LE QUOTIDIEN - À quand remonte votre rencontre avec Jean-Pierre de Mondenard ?
ÉRIC BOYER - J’avais 14 ans. Mon père, lui-même coureur amateur, avait lu un article le concernant dans une revue sportive et avait pris conscience de son importance. Dès 1977, j’ai pu passer grâce au Dr de Mondenard une visite comme on n’en pratiquait pas à l’époque, avec ECG de repos et d’effort, et toute une batterie de conseils d’hygiène et d’alimentation. Cette éducation médicale m’a marqué profondément pendant mon parcours de minime, cadet, et junior. Elle m’a protégé. Quand en 1988, devenu professionnel dans l’équipe Z, livré à moi-même au cours d’une saison difficile, j’ai ressenti le besoin de me rapprocher de lui. Dès lors, il m’a protégé pendant toute ma carrière.
Protégé contre les tentations ?
Sans le climat de confiance qui s’était instauré entre nous, j’aurais eu beaucoup de mal à lutter. Je me souviens par exemple lui avoir donné en 1995 une ampoule d’EPO qui était sur ma table de nuit, pour lui montrer à quel point il était facile de s’en procurer.
Mais le passage à l’acte dopant restait une possibilité à chaque course ?
Quand vous finissez cinquième un Tour de France sans avoir eu recours à des produits, forcément, vous vous dites que, pour avoir des chances de victoire au Tour suivant, sur des concurrents qui ont des pratiques dopantes notoires, il faut s’aligner sur eux. La pression est à la mesure de l’enjeu, avec toutes les implications à la clé, en termes de star-système et d’argent. Pour tenir bon, il m’a fallu toute la force de conviction du Dr de Mondenard.
Et vous n’avez jamais regretté ? Vous ne vous êtes jamais dit qu’en refusant les dérives, vous aviez sacrifié votre carrière à l’éthique ?
Si c’était à refaire, je le referai sans aucune hésitation : en prenant de l’EPO ou de la testostérone, j’aurais évidemment eu un meilleur palmarès sur une année, mais je suis convaincu que je l’aurais payé très cher dans la suite de ma vie sportive et personnelle. J’aurais certainement pu avoir plus, mais au risque de tout perdre.
C’est un choix solitaire ?
Le cyclisme est un milieu fermé, où se pratiquent des petits arrangements en famille, comme on dit, un milieu secret où on n’aborde pas certains sujets et un milieu tout court, au sens où quelques parrains y font la pluie et le beau temps. En temps que coureur, j’ai bien sûr appartenu à ce milieu, mais je n’ai pas adhéré au système. Un système qui renvoie tôt ou tard les dopés à la déprime, les use et les mène inexorablement à l’errance.
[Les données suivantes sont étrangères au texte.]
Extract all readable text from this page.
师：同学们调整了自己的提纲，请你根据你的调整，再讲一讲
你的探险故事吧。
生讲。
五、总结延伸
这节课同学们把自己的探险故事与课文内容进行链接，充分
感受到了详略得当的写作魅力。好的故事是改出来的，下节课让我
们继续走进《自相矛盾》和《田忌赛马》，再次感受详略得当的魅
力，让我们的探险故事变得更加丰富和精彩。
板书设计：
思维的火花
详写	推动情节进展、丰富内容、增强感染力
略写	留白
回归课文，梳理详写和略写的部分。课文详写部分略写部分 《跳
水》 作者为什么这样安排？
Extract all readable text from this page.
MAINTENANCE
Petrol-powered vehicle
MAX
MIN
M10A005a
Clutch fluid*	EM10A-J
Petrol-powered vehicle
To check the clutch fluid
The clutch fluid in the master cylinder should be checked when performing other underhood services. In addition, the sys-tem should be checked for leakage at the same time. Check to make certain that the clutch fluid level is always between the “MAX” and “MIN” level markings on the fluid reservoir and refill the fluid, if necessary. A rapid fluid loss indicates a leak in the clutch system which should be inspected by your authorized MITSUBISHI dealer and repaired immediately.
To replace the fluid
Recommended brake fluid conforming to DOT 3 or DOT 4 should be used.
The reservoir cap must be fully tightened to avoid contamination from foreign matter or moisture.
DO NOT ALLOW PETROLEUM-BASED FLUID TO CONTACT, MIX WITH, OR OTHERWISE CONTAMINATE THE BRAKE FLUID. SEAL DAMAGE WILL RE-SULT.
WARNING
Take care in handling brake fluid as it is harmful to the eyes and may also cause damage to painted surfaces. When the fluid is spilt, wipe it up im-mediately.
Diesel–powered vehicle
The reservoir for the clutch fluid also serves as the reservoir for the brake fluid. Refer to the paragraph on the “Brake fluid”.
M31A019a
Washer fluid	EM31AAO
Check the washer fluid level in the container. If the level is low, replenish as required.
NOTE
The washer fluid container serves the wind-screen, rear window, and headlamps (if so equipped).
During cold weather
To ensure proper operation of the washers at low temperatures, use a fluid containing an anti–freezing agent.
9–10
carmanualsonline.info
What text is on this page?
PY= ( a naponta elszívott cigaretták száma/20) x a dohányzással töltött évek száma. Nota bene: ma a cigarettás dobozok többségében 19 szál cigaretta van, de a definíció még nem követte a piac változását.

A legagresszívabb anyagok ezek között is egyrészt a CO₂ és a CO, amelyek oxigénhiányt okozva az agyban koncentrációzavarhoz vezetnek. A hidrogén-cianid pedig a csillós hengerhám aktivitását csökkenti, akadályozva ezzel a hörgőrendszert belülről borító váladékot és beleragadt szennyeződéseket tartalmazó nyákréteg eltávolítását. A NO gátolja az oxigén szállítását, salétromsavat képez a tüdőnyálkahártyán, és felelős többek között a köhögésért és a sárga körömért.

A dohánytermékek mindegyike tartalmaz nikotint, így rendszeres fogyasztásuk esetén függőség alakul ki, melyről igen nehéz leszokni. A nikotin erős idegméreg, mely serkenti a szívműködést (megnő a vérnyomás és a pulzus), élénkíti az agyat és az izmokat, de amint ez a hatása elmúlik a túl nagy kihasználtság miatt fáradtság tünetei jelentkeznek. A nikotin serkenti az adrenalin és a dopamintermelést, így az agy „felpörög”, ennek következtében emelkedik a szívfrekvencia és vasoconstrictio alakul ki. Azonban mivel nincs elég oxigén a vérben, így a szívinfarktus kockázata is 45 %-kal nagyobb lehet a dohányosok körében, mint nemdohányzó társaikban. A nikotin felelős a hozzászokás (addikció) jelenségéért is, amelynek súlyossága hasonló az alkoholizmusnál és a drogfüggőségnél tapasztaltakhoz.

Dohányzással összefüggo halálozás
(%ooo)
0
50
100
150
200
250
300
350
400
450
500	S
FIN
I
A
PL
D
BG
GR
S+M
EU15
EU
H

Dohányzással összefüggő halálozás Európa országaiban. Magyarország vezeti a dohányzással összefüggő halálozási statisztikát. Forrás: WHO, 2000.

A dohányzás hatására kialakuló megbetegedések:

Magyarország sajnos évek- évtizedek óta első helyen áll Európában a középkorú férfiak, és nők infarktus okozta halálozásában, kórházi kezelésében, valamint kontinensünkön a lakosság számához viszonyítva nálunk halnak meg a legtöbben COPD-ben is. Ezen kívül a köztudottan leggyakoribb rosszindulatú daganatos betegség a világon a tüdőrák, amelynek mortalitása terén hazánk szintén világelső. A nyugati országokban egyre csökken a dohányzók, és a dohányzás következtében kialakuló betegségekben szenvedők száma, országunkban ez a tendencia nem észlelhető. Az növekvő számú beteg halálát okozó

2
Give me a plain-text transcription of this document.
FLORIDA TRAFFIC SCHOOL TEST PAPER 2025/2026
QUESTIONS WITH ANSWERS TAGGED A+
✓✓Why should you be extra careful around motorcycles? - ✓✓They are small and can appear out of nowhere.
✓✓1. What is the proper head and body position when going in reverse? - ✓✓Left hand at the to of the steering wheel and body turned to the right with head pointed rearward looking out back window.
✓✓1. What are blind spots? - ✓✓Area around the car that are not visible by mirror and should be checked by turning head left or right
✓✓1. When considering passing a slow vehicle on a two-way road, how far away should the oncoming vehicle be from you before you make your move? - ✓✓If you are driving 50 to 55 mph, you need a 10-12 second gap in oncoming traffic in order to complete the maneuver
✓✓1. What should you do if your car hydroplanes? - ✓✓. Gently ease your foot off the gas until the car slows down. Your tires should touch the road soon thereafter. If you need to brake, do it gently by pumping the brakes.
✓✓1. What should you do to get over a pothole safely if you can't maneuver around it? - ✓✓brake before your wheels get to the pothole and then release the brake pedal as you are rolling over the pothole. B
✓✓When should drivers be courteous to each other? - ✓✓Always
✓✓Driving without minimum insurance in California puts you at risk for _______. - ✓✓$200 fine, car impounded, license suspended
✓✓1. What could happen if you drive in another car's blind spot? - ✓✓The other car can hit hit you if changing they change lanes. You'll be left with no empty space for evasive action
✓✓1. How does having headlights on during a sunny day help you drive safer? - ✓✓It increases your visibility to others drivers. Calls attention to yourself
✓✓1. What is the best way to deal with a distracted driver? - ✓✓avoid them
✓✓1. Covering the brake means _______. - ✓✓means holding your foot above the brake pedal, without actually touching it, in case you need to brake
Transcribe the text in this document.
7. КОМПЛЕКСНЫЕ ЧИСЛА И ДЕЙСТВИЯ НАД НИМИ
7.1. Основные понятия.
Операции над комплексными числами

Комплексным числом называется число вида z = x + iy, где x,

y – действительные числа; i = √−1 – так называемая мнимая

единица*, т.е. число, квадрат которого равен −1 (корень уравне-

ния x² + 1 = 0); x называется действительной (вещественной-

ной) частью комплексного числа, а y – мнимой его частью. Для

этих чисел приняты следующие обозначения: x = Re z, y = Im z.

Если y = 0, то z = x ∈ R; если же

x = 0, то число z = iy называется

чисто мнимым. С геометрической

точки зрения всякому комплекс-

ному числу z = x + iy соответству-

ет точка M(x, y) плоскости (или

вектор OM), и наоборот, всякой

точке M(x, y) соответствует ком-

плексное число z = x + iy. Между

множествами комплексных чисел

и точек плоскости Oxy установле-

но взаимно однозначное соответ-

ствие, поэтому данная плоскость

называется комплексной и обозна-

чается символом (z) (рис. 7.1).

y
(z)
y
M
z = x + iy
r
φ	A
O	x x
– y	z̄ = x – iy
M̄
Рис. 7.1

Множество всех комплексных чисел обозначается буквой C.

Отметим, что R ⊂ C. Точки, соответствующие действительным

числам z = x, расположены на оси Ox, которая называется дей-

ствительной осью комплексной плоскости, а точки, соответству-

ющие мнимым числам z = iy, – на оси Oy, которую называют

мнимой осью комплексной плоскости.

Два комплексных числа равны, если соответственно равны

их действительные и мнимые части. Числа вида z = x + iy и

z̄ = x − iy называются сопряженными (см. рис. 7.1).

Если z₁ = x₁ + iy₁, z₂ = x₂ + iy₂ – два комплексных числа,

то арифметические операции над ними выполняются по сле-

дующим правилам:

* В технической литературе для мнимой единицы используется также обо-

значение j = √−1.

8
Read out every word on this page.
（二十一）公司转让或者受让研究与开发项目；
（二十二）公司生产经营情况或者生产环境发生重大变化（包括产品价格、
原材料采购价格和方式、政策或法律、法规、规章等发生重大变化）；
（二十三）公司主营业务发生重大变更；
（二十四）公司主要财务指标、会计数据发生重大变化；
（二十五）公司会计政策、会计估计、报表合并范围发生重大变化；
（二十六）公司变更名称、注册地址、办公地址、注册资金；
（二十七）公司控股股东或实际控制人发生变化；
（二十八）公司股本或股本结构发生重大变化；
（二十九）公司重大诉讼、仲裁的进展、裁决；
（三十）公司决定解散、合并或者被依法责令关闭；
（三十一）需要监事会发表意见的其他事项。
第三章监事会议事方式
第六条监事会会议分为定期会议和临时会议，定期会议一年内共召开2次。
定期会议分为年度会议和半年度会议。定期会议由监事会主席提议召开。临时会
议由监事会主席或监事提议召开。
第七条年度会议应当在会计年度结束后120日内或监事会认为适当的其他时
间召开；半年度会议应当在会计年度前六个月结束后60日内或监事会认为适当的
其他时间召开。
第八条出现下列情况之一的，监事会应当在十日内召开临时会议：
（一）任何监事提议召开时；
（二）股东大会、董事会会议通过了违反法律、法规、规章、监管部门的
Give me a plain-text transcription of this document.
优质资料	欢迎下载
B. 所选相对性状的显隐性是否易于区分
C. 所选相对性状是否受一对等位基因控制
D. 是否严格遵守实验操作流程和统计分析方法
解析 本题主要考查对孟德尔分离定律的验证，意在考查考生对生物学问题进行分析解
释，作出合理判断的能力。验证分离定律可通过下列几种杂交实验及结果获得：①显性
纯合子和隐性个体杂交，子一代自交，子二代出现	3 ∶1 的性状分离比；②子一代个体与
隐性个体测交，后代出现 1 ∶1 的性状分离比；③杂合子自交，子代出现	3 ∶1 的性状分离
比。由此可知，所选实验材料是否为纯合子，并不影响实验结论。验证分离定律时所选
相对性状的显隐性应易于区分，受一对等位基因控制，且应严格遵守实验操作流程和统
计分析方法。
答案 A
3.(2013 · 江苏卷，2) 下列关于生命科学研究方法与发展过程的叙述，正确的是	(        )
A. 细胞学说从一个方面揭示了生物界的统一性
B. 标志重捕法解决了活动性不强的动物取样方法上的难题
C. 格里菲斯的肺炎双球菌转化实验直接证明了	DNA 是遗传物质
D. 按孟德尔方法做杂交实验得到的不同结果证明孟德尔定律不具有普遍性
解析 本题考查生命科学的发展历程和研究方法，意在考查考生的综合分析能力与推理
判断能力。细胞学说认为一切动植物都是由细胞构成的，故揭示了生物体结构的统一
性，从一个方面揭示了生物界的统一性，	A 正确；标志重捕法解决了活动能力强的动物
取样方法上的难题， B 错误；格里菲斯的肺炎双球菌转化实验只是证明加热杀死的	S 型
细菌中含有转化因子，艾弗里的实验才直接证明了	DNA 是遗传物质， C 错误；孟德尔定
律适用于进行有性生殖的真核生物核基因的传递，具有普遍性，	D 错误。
Comme professionnel, je n’abordais pas la question avec les autres coureurs, ils m’auraient ri au nez.
Le Dr de Mondenard n’a-t-il pas cassé la baraque et nui à la réputation du sport cycliste en multipliant les dénonciations dans les médias ?
Il a dérangé le milieu et il a eu raison de s’en prendre à des méthodes dégueulasses et ruineuses pour les coureurs. Comme pionnier médical de la lutte antidopage, il a assuré son rôle non pas dans la dénonciation, mais de protection des sportifs. Ce n’est pas lui qui a nui à l’image du cyclisme. Qui cause le plus grand tort, de celui qui commet l’acte de se doper et de faire se doper, ou celui qui dénonce de telles pratiques ?
Vous êtes depuis 2005 le manager général d’une équipe qui, avant votre arrivée, a été largement éclaboussée par le dopage ; comment pouvez-vous protéger la nouvelle génération ?
La règle, c’est que celui qui triche n’a pas sa place chez Cofidis. Je suis personnellement le garant de la santé de mes 23 coureurs. Ils sont très éduqués au danger et savent qu’ils peuvent faire une belle carrière, gagner très correctement leur vie sans toucher à leur code génétique ni passer par des artifices chimiques. Évidemment, la tentation est toujours là : quand il voit un Armstrong monter à bord de son jet privé, quand ils s’entassent dans un Airbus, avec toutes les surenchères d’ego et d’argent, l’honnêteté est un combat.